Kevin’s Dirt had deprived them of health-sense. The Masters had deprived them of knowledge.
Clyme nodded. At once, he, Galt, and Branl limped away toward the shredded village. They looked like incarnations of pain: each step exacerbated their injuries. Yet they moved stolidly, undeterred by the cost of their actions.
Soon they were joined by a number of Woodhelvennin, sent by Vernigil to assist the Humbled.
For reasons of their own, Hyn, Rhohm, and Naharahn galloped off in the direction of the brook. They may have been thirsty.
Shaking her head, Linden let Stave take her to face the Sandgorgons.
They stood in a united cluster as if the six of them shared one mind.
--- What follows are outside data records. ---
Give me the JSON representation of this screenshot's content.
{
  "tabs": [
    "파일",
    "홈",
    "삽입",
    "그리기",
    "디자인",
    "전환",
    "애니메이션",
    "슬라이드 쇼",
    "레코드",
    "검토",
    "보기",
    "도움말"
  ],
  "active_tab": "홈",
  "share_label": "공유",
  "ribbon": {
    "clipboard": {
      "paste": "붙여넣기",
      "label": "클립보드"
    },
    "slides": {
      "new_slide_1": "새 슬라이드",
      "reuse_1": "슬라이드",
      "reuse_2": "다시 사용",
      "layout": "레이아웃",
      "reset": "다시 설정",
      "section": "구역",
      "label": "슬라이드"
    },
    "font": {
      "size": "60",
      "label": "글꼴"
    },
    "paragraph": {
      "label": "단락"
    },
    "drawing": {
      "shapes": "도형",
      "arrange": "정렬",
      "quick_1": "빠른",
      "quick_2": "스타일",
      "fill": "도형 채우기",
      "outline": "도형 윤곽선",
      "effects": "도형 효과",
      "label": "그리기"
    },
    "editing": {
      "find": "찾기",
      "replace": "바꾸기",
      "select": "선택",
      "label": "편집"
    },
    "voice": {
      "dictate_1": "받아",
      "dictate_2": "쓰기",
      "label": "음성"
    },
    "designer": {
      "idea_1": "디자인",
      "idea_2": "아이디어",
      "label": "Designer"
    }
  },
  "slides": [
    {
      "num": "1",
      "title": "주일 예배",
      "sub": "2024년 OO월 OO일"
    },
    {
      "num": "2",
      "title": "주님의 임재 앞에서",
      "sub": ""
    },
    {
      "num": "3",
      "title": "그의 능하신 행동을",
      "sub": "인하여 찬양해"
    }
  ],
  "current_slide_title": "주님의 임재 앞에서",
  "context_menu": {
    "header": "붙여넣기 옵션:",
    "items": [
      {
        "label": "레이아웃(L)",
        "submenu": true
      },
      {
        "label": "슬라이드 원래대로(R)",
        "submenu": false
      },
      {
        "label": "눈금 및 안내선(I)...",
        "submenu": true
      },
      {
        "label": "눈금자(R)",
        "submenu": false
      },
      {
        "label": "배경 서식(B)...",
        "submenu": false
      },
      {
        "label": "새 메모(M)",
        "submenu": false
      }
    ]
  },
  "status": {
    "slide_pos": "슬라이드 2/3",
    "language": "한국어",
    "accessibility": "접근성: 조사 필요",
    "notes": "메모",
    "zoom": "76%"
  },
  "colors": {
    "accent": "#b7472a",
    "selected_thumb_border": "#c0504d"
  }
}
Apart from the wounds Roger had inflicted on them—rank burns and boils that had already begun to heal—they matched her memories of Nom. Interminable ages of the Great Desert’s iron sun had leached them of color, leaving their hides the distressed whiteness of albinos. They were shorter than Cavewights, but much more powerfully formed, bred to withstand the harshest extremes of sand and heat and gales. Their knees flexed backward, supported by the wide pads of their feet: they could traverse dunes and hardpan alike with tremendous speed.